Common clinical questions about DEXTROSE 5%, SODIUM CHLORIDE 0.2% AND POTASSIUM CHLORIDE 15MEQ (K) vs ACYCLOVIR IN SODIUM CHLORIDE 0.9% PRESERVATIVE FREE, answered by our medical review team.
DEXTROSE 5%, SODIUM CHLORIDE 0.2% AND POTASSIUM CHLORIDE 15MEQ (K) is a Electrolyte that works by Dextrose provides a source of calories and energy; sodium chloride and potassium chloride replenish electrolytes and maintain fluid balance.. ACYCLOVIR IN SODIUM CHLORIDE 0.9% PRESERVATIVE FREE is a Electrolyte that works by Acyclovir is a synthetic purine nucleoside analog with inhibitory activity against herpes simplex virus types 1 (HSV-1) and 2 (HSV-2), and varicella-zoster virus (VZV). After intracellular conversion to acyclovir triphosphate, it inhibits viral DNA polymerase, leading to chain termination and viral DNA replication inhibition.. They differ in pharmacokinetic profiles, FDA-approved indications, and side effect profiles.
Potency comparisons between DEXTROSE 5%, SODIUM CHLORIDE 0.2% AND POTASSIUM CHLORIDE 15MEQ (K) and ACYCLOVIR IN SODIUM CHLORIDE 0.9% PRESERVATIVE FREE depend on the specific clinical indication. These are both Electrolyte agents and are not directly interchangeable by dose. A physician or clinical pharmacist should guide any therapeutic switching decisions.

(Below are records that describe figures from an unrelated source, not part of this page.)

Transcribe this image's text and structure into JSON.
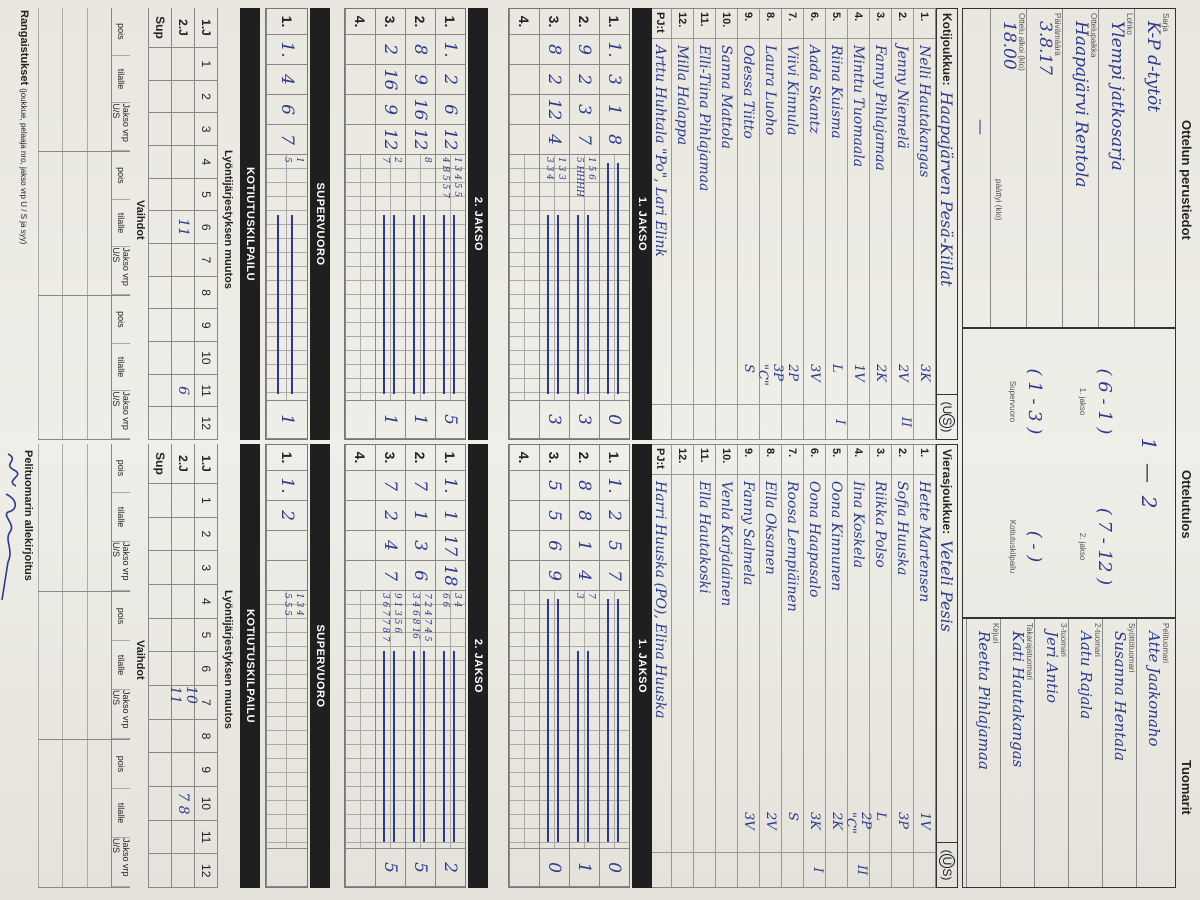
{
  "colors": {
    "ink": "#2c3a8c",
    "band": "#1f1f1f",
    "paper": "#ecebe4"
  },
  "header": {
    "title": "Ottelun perustiedot",
    "fields": [
      {
        "label": "Sarja",
        "value": "K-P d-tytöt"
      },
      {
        "label": "Lohko",
        "value": "Ylempi jatkosarja"
      },
      {
        "label": "Ottelupaikka",
        "value": "Haapajärvi Rentola"
      },
      {
        "label": "Päivämäärä",
        "value": "3.8.17"
      },
      {
        "label": "Ottelu alkoi (klo)",
        "value": "18.00"
      }
    ],
    "ended_label": "päättyi (klo)",
    "ended_value": "—"
  },
  "result": {
    "title": "Ottelutulos",
    "home": "1",
    "sep": "—",
    "visitor": "2",
    "periods": [
      {
        "label": "1. jakso",
        "value": "( 6 - 1 )"
      },
      {
        "label": "2. jakso",
        "value": "( 7 - 12 )"
      },
      {
        "label": "Supervuoro",
        "value": "( 1 - 3 )"
      },
      {
        "label": "Kotiutuskilpailu",
        "value": "(   -   )"
      }
    ]
  },
  "referees": {
    "title": "Tuomarit",
    "list": [
      {
        "label": "Pelituomari",
        "value": "Atte Jaakonaho"
      },
      {
        "label": "Syöttötuomari",
        "value": "Susanna Hentala"
      },
      {
        "label": "2-tuomari",
        "value": "Aatu Rajala"
      },
      {
        "label": "3-tuomari",
        "value": "Jeri Antio"
      },
      {
        "label": "Takarajatuomari",
        "value": "Kati Hautakangas"
      },
      {
        "label": "Kirjuri",
        "value": "Reetta Pihlajamaa"
      }
    ]
  },
  "home": {
    "label": "Kotijoukkue:",
    "name": "Haapajärven Pesä-Kiilat",
    "u": "U",
    "s": "S",
    "circled": "S",
    "players": [
      {
        "n": "1.",
        "name": "Nelli Hautakangas",
        "pos": "3K",
        "mark": ""
      },
      {
        "n": "2.",
        "name": "Jenny Niemelä",
        "pos": "2V",
        "mark": "II"
      },
      {
        "n": "3.",
        "name": "Fanny Pihlajamaa",
        "pos": "2K",
        "mark": ""
      },
      {
        "n": "4.",
        "name": "Minttu Tuomaala",
        "pos": "1V",
        "mark": ""
      },
      {
        "n": "5.",
        "name": "Riina Kuisma",
        "pos": "L",
        "mark": "I"
      },
      {
        "n": "6.",
        "name": "Aada Skantz",
        "pos": "3V",
        "mark": ""
      },
      {
        "n": "7.",
        "name": "Viivi Kinnula",
        "pos": "2P",
        "mark": ""
      },
      {
        "n": "8.",
        "name": "Laura Luoho",
        "pos": "3P \"C\"",
        "mark": ""
      },
      {
        "n": "9.",
        "name": "Odessa Tiitto",
        "pos": "S",
        "mark": ""
      },
      {
        "n": "10.",
        "name": "Sanna Mattola",
        "pos": "",
        "mark": ""
      },
      {
        "n": "11.",
        "name": "Elli-Tiina Pihlajamaa",
        "pos": "",
        "mark": ""
      },
      {
        "n": "12.",
        "name": "Milla Halappa",
        "pos": "",
        "mark": ""
      },
      {
        "n": "PJ:t",
        "name": "Arttu Huhtala \"Po\", Lari Elink",
        "pos": "",
        "mark": ""
      }
    ],
    "jakso1": [
      {
        "n": "1.",
        "cells": [
          "1.",
          "3",
          "1",
          "8"
        ],
        "marks": [
          "",
          ""
        ],
        "total": "0"
      },
      {
        "n": "2.",
        "cells": [
          "9",
          "2",
          "3",
          "7"
        ],
        "marks": [
          "1 5 6",
          "5 HHHH"
        ],
        "total": "3"
      },
      {
        "n": "3.",
        "cells": [
          "8",
          "2",
          "12",
          "4"
        ],
        "marks": [
          "1 3 3",
          "3 3 4"
        ],
        "total": "3"
      },
      {
        "n": "4.",
        "cells": [
          "",
          "",
          "",
          ""
        ],
        "marks": [
          "",
          ""
        ],
        "total": ""
      }
    ],
    "jakso2": [
      {
        "n": "1.",
        "cells": [
          "1.",
          "2",
          "6",
          "12"
        ],
        "marks": [
          "1 3 4 5 5",
          "4 B 5 5 7"
        ],
        "total": "5"
      },
      {
        "n": "2.",
        "cells": [
          "8",
          "9",
          "16",
          "12"
        ],
        "marks": [
          "8",
          ""
        ],
        "total": "1"
      },
      {
        "n": "3.",
        "cells": [
          "2",
          "16",
          "9",
          "12"
        ],
        "marks": [
          "2",
          "7"
        ],
        "total": "1"
      },
      {
        "n": "4.",
        "cells": [
          "",
          "",
          "",
          ""
        ],
        "marks": [
          "",
          ""
        ],
        "total": ""
      }
    ],
    "super": [
      {
        "n": "1.",
        "cells": [
          "1.",
          "4",
          "6",
          "7"
        ],
        "marks": [
          "1",
          "5"
        ],
        "total": "1"
      }
    ],
    "lineup": [
      {
        "label": "1.J",
        "cells": [
          "1",
          "2",
          "3",
          "4",
          "5",
          "6",
          "7",
          "8",
          "9",
          "10",
          "11",
          "12"
        ]
      },
      {
        "label": "2.J",
        "cells": [
          "",
          "",
          "",
          "",
          "",
          "11",
          "",
          "",
          "",
          "",
          "6",
          ""
        ]
      },
      {
        "label": "Sup",
        "cells": [
          "",
          "",
          "",
          "",
          "",
          "",
          "",
          "",
          "",
          "",
          "",
          ""
        ]
      }
    ],
    "bottom_label": "Rangaistukset",
    "bottom_note": "(joukkue, pelaaja nro, jakso vrp U / S ja syy)"
  },
  "visitor": {
    "label": "Vierasjoukkue:",
    "name": "Veteli Pesis",
    "u": "U",
    "s": "S",
    "circled": "U",
    "players": [
      {
        "n": "1.",
        "name": "Hette Martensen",
        "pos": "1V",
        "mark": ""
      },
      {
        "n": "2.",
        "name": "Sofia Huuska",
        "pos": "3P",
        "mark": ""
      },
      {
        "n": "3.",
        "name": "Riikka Polso",
        "pos": "L",
        "mark": ""
      },
      {
        "n": "4.",
        "name": "Iina Koskela",
        "pos": "2P \"C\"",
        "mark": "II"
      },
      {
        "n": "5.",
        "name": "Oona Kinnunen",
        "pos": "2K",
        "mark": ""
      },
      {
        "n": "6.",
        "name": "Oona Haapasalo",
        "pos": "3K",
        "mark": "I"
      },
      {
        "n": "7.",
        "name": "Roosa Lempiäinen",
        "pos": "S",
        "mark": ""
      },
      {
        "n": "8.",
        "name": "Ella Oksanen",
        "pos": "2V",
        "mark": ""
      },
      {
        "n": "9.",
        "name": "Fanny Salmela",
        "pos": "3V",
        "mark": ""
      },
      {
        "n": "10.",
        "name": "Venla Karjalainen",
        "pos": "",
        "mark": ""
      },
      {
        "n": "11.",
        "name": "Ella Hautakoski",
        "pos": "",
        "mark": ""
      },
      {
        "n": "12.",
        "name": "",
        "pos": "",
        "mark": ""
      },
      {
        "n": "PJ:t",
        "name": "Harri Huuska (PO), Elina Huuska",
        "pos": "",
        "mark": ""
      }
    ],
    "jakso1": [
      {
        "n": "1.",
        "cells": [
          "1.",
          "2",
          "5",
          "7"
        ],
        "marks": [
          "",
          ""
        ],
        "total": "0"
      },
      {
        "n": "2.",
        "cells": [
          "8",
          "8",
          "1",
          "4"
        ],
        "marks": [
          "7",
          "3"
        ],
        "total": "1"
      },
      {
        "n": "3.",
        "cells": [
          "5",
          "5",
          "6",
          "9"
        ],
        "marks": [
          "",
          ""
        ],
        "total": "0"
      },
      {
        "n": "4.",
        "cells": [
          "",
          "",
          "",
          ""
        ],
        "marks": [
          "",
          ""
        ],
        "total": ""
      }
    ],
    "jakso2": [
      {
        "n": "1.",
        "cells": [
          "1.",
          "1",
          "17",
          "18"
        ],
        "marks": [
          "3 4",
          "6 6"
        ],
        "total": "2"
      },
      {
        "n": "2.",
        "cells": [
          "7",
          "1",
          "3",
          "6"
        ],
        "marks": [
          "7 2 4 7 4 5",
          "3 4 6 8 16"
        ],
        "total": "5"
      },
      {
        "n": "3.",
        "cells": [
          "7",
          "2",
          "4",
          "7"
        ],
        "marks": [
          "9 1 3 5 6",
          "3 6 7 7 8 7"
        ],
        "total": "5"
      },
      {
        "n": "4.",
        "cells": [
          "",
          "",
          "",
          ""
        ],
        "marks": [
          "",
          ""
        ],
        "total": ""
      }
    ],
    "super": [
      {
        "n": "1.",
        "cells": [
          "1.",
          "2",
          "",
          ""
        ],
        "marks": [
          "1 3 4",
          "5 5 5"
        ],
        "total": ""
      }
    ],
    "lineup": [
      {
        "label": "1.J",
        "cells": [
          "1",
          "2",
          "3",
          "4",
          "5",
          "6",
          "7",
          "8",
          "9",
          "10",
          "11",
          "12"
        ]
      },
      {
        "label": "2.J",
        "cells": [
          "",
          "",
          "",
          "",
          "",
          "",
          "10 11",
          "",
          "",
          "7 8",
          "",
          ""
        ]
      },
      {
        "label": "Sup",
        "cells": [
          "",
          "",
          "",
          "",
          "",
          "",
          "",
          "",
          "",
          "",
          "",
          ""
        ]
      }
    ],
    "bottom_label": "Pelituomarin allekirjoitus",
    "signature": "Atte Jaakonaho"
  },
  "sections": {
    "jakso1": "1. JAKSO",
    "jakso2": "2. JAKSO",
    "super": "SUPERVUORO",
    "kotiutus": "KOTIUTUSKILPAILU",
    "lineup_title": "Lyöntijärjestyksen muutos",
    "subs_title": "Vaihdot",
    "subs_cols": [
      "pois",
      "tilalle",
      "Jakso vrp U/S"
    ]
  }
}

The standard adult dose of DEXTROSE 5%, SODIUM CHLORIDE 0.2% AND POTASSIUM CHLORIDE 15MEQ (K) is: Intravenous infusion at a rate of 100-200 m L/hour (2-4 m L/kg/hour) based on fluid and electrolyte requirements. Maximum infusion rate: 1000 m L/hour. Adjust according to serum potassium levels.. The standard adult dose of ACYCLOVIR IN SODIUM CHLORIDE 0.9% PRESERVATIVE FREE is: 5 mg/kg IV every 8 hours (or 10 mg/kg IV every 8 hours for varicella-zoster or herpes simplex encephalitis) infused over 1 hour.. Dosing should always be individualized based on indication, renal and hepatic function, age, and other patient factors.

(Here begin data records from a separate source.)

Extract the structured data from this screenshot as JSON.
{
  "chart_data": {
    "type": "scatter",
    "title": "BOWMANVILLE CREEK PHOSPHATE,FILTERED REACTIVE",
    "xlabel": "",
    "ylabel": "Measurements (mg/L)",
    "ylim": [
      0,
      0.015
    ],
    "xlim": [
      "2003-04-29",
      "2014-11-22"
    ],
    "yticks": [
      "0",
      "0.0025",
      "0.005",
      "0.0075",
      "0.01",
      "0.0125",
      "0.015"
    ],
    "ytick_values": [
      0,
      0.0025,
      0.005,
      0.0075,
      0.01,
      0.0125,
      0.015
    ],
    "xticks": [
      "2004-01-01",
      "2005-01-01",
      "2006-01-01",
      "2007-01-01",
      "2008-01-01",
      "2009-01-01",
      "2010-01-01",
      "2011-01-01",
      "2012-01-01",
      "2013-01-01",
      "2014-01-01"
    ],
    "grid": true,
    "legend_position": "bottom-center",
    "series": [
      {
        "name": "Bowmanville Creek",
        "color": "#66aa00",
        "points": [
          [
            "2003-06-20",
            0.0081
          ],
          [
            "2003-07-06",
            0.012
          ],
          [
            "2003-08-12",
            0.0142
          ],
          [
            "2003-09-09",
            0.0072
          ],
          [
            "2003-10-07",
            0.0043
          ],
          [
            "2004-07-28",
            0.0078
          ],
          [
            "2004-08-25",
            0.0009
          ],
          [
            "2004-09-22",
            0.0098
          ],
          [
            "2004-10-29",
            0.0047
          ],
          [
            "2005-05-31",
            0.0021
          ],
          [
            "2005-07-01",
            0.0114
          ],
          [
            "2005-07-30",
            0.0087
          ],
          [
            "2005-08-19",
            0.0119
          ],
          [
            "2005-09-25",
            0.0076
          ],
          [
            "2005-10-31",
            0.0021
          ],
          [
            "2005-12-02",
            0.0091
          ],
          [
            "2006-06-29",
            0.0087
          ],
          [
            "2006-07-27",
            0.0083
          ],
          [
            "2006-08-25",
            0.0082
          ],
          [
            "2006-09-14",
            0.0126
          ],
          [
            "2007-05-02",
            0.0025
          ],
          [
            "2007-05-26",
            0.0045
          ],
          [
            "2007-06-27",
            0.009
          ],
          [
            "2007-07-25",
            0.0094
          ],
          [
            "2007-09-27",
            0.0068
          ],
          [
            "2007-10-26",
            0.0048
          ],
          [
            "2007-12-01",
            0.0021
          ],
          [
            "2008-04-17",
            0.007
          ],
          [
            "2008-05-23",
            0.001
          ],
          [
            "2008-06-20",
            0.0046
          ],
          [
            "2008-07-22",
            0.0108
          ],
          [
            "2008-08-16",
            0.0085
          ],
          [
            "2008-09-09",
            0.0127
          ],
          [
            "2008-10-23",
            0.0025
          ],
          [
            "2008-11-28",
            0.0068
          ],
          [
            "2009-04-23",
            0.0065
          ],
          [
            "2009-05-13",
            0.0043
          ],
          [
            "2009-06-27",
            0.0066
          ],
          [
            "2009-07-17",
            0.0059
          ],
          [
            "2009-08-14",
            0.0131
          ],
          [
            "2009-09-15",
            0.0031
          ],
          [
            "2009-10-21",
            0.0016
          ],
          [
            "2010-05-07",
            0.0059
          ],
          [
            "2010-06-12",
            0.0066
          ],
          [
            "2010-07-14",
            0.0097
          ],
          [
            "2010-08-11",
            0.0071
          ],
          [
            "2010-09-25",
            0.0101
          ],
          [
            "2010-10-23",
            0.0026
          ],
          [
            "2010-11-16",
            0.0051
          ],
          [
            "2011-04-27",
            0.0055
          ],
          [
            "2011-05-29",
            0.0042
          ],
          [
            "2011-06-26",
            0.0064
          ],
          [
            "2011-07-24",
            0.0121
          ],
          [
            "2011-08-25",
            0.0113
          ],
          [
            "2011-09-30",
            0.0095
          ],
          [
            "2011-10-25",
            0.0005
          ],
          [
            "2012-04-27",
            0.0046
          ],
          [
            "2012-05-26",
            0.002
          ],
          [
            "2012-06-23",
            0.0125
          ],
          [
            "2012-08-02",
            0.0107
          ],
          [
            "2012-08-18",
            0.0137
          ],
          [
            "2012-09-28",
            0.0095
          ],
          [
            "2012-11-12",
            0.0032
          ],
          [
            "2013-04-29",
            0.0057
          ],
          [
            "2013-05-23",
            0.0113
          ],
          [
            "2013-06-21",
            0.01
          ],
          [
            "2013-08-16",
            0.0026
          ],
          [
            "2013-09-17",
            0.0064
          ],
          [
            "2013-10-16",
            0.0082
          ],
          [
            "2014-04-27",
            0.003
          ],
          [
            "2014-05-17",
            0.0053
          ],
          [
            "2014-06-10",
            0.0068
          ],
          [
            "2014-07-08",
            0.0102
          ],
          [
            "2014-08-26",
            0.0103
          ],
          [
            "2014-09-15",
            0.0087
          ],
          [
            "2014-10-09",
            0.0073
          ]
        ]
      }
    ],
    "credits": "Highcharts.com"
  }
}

No direct drug-drug interaction has been formally documented between DEXTROSE 5%, SODIUM CHLORIDE 0.2% AND POTASSIUM CHLORIDE 15MEQ (K) and ACYCLOVIR IN SODIUM CHLORIDE 0.9% PRESERVATIVE FREE in current clinical databases. However, individual patient risk factors including other medications, organ function, and comorbidities should always be evaluated by a qualified healthcare provider.
The maternal-fetal safety profiles differ. DEXTROSE 5%, SODIUM CHLORIDE 0.2% AND POTASSIUM CHLORIDE 15MEQ (K) is classified as Category A/B. No teratogenic risk; dextrose, sodium chloride, and potassium chloride are physiological substances. No fetal harm reported in any trimester when used as indicated.. ACYCLOVIR IN SODIUM CHLORIDE 0.9% PRESERVATIVE FREE is classified as Category A/B. FDA Pregnancy Category B. No evidence of teratogenicity in animal studies. Limited human data: no increased risk of major birth defects or miscarriage. Risk cannot be ruled out; us. Always consult a maternal-fetal medicine specialist before taking either drug during pregnancy or lactation.